My mother has been diagnosed with dementia. How important is it to know the stage of dementia/Alzheimer’s? How can we break her obsession that my father is cheating on her? It’s taking a toll on all of us.
I am so very sorry for this diagnosis with your Mom. I am sure your family is constantly adjusting and trying to understand what is happening. It is a difficult road but it sounds as if your Mom is fortunate enough to have a caring and supportive family helping her.
Knowing about where she is with the dementia can sometimes help be prepared with what might be coming (sundowning, incontinence, etc). Although there aren’t medical treatments to differentiate between stages like with other maladies, being prepared can help a small way in easy the burden and not having to feel as if you are constantly putting out fires.
Since each patient and progression of the disease differs, it is very difficult to be completely prepared, but it does help to have your mind prepared. There isn’t too much you can do about her belief about your father. No matter how many times you tell her, it will be as if you have never mentioned anything to her at all. This process can be so very frustrating.

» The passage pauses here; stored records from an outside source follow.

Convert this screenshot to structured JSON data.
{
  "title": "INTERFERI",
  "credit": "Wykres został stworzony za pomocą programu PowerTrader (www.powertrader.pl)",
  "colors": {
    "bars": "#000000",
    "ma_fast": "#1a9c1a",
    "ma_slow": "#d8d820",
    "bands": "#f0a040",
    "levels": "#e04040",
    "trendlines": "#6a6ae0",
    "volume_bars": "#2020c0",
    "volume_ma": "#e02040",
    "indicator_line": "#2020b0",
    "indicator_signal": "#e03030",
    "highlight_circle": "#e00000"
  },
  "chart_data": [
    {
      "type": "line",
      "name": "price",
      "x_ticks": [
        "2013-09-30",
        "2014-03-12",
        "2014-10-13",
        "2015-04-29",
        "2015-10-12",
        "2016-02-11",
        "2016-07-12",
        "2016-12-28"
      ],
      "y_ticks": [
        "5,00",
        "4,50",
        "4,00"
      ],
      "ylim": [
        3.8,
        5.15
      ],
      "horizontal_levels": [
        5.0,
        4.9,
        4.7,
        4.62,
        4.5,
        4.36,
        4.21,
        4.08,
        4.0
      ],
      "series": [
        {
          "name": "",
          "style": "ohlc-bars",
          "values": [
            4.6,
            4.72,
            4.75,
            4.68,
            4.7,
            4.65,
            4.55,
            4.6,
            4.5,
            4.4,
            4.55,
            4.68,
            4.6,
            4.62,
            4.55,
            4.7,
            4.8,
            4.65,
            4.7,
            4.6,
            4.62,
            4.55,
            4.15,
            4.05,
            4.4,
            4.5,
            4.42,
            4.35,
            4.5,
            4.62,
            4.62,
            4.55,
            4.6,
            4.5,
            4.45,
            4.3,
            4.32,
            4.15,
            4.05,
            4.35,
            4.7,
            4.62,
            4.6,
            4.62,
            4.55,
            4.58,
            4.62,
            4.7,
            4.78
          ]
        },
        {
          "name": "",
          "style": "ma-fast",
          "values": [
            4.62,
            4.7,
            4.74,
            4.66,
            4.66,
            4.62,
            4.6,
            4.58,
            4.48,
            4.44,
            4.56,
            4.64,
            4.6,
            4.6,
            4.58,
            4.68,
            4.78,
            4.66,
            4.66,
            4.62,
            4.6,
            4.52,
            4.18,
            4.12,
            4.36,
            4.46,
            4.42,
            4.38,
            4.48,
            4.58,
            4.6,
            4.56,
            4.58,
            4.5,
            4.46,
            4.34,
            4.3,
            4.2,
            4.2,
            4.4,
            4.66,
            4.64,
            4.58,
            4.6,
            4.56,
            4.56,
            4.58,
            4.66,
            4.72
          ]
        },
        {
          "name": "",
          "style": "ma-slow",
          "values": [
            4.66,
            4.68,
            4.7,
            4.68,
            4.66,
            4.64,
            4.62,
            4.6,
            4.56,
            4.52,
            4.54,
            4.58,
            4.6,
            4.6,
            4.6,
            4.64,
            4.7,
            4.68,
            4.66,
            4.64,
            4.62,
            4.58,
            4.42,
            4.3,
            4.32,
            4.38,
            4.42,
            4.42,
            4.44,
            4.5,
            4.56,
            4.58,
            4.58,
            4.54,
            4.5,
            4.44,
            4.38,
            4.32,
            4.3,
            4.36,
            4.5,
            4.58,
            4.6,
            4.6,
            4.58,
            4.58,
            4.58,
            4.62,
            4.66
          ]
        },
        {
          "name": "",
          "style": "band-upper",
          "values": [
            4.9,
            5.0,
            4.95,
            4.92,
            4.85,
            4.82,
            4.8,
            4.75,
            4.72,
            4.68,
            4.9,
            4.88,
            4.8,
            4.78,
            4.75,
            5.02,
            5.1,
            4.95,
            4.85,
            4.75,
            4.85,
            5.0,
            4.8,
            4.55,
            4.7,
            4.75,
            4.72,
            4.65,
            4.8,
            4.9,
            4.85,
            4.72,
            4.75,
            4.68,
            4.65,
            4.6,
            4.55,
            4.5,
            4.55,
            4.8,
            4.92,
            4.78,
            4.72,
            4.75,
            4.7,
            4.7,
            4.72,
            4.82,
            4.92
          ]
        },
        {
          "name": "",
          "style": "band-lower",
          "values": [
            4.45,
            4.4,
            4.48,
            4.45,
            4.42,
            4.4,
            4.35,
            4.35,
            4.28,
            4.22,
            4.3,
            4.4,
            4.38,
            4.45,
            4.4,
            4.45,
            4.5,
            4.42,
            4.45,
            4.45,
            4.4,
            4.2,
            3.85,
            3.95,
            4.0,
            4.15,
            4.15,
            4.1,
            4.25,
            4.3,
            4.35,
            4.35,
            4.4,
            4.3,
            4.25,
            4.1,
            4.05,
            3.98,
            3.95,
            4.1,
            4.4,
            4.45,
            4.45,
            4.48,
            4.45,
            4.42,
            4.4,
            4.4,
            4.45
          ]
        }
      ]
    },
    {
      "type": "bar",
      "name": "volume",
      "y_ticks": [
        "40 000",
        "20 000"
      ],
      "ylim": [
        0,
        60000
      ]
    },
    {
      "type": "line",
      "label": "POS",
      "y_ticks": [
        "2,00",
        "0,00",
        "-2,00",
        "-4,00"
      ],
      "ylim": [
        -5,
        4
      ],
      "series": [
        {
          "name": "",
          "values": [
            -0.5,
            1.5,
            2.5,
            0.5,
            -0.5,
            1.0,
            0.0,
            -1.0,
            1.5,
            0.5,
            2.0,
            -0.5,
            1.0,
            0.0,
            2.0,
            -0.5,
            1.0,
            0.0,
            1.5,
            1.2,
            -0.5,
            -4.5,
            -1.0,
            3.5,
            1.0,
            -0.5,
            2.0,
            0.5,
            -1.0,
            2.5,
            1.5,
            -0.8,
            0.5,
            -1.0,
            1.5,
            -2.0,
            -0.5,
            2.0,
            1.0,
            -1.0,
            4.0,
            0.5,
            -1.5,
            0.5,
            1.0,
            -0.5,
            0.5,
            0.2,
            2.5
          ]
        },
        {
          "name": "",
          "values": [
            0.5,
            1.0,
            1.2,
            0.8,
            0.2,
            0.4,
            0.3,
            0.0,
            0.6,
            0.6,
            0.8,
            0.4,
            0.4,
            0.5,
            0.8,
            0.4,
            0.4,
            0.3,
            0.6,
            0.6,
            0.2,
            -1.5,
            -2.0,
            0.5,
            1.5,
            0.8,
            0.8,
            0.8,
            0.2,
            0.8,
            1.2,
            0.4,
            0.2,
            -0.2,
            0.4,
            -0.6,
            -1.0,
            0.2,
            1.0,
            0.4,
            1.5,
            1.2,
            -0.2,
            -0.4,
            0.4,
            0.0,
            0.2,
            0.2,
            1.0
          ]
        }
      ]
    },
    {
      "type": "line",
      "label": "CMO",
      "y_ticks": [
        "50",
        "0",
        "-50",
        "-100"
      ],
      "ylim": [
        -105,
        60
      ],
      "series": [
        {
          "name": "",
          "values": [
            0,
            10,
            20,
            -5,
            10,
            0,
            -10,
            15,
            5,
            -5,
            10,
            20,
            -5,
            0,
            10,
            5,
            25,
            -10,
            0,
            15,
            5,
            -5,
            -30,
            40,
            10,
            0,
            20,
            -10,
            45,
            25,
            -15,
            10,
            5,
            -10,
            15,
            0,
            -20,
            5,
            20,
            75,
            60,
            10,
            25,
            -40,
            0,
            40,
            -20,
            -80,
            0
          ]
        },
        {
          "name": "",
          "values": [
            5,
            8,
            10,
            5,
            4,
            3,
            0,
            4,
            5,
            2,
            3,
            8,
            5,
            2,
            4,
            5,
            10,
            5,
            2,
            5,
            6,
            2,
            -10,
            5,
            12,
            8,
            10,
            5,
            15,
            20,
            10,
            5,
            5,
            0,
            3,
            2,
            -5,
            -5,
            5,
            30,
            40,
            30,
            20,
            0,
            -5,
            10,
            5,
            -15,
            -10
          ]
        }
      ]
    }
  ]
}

Instead of changing her mindset (which won’t happen), you may need to change the mindset in your family. If you all know he didn’t and isn’t having an affair, is it possible to just go along with it? What would be the outcome of the conversation if you just let her say her peace and then distract her with something else that might interest her? Do you all have a good sense of humor and can somehow make some witty comments that will lighten the mood?
There is not an easy answer and I wish I had a magic wand for your Mom and all of our loved ones who have these same issues.